Ok, so at first, this might sound a little cheesy. But there is some truth in it. In short, useful advice that echoed throughout my Year Abroad. She’s right, it’s the people, as well as the destination, that will make your year really spectacular! The first half of my Year Abroad was spent in Paris where I was doing a placement as an English teacher and translator for engineers at a software company. I arrived in July, eager to make friends and speak as much of the language as possible. I knew it was important to go into the experience with the right attitude. My objectives were clear: I wanted to socialise with French people, eat French food, drink French beverages, speak, read, write and hear French 100% of the time. I basically wanted to become French for 6 months of my life.
The openness to the experience meant that I was quite quickly granted my wish.

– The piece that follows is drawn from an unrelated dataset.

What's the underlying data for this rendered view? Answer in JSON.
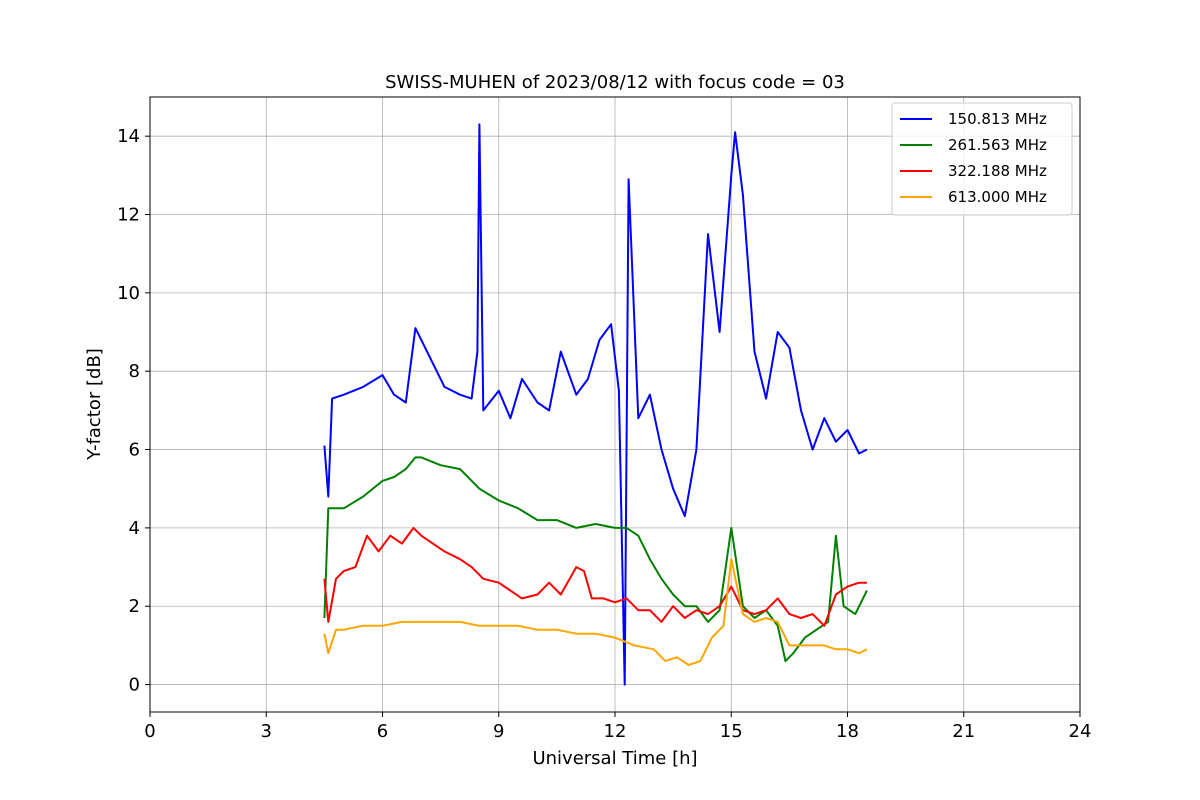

As a teacher, I would often have one-on-one classes with the engineers and I quickly made friends and got to know my “students” (I’ve always found this word strange as they were all at least 5 years older than me!). Eventually I was included in group coffee breaks, then after-work drinks and after a little while the younger members of the company asked me to go to a boîte (club) with them.
‘Clubbing?’ I said, ‘On a Thursday night? Are you mad?’ It turns out, Paris has a fantastic concept on a Thursday night known as ‘Afterwork’ or ‘7-2-1’ where certain clubs open at 7pm and close at 1am, offering food and drink buffets and a dancefloor. The idea is, you can go out straight after work but be tucked up in bed early enough to not be suffering the next day. Some of my best memories from my Paris experience were at these events and I would recommend them to anyone doing a placement or Erasmus out there! I felt truly blessed to have made such amazing friends, yes they were older, richer and predominantly male, but that didn’t matter, they were French!
One huge risk on your Year Abroad is staying in your comfort zone. It is likely that you’ll find yourself in the same city as other students on your course, friends from school, even family members. However it’s so important that, although it is often nice to see a friendly face (my friend Emma from uni would meet fortnightly and have a pint of cider in a British pub whilst watching rugby) you need to remember WHY you’re there. And it ain’t to keep your English up to scratch! Making friends abroad can be the key to really living the lifestyle and speaking the language. Who better to teach you how to live the Parisian dream, than a true Parisian! You can also get a hold of people studying or working in your area here, which might make things just that little bit easier at the beginning!
So, all that’s left to do is grab your confidence, get stuck in and make the most of speaking a foreign language - you’ll make some amazing friends in no time!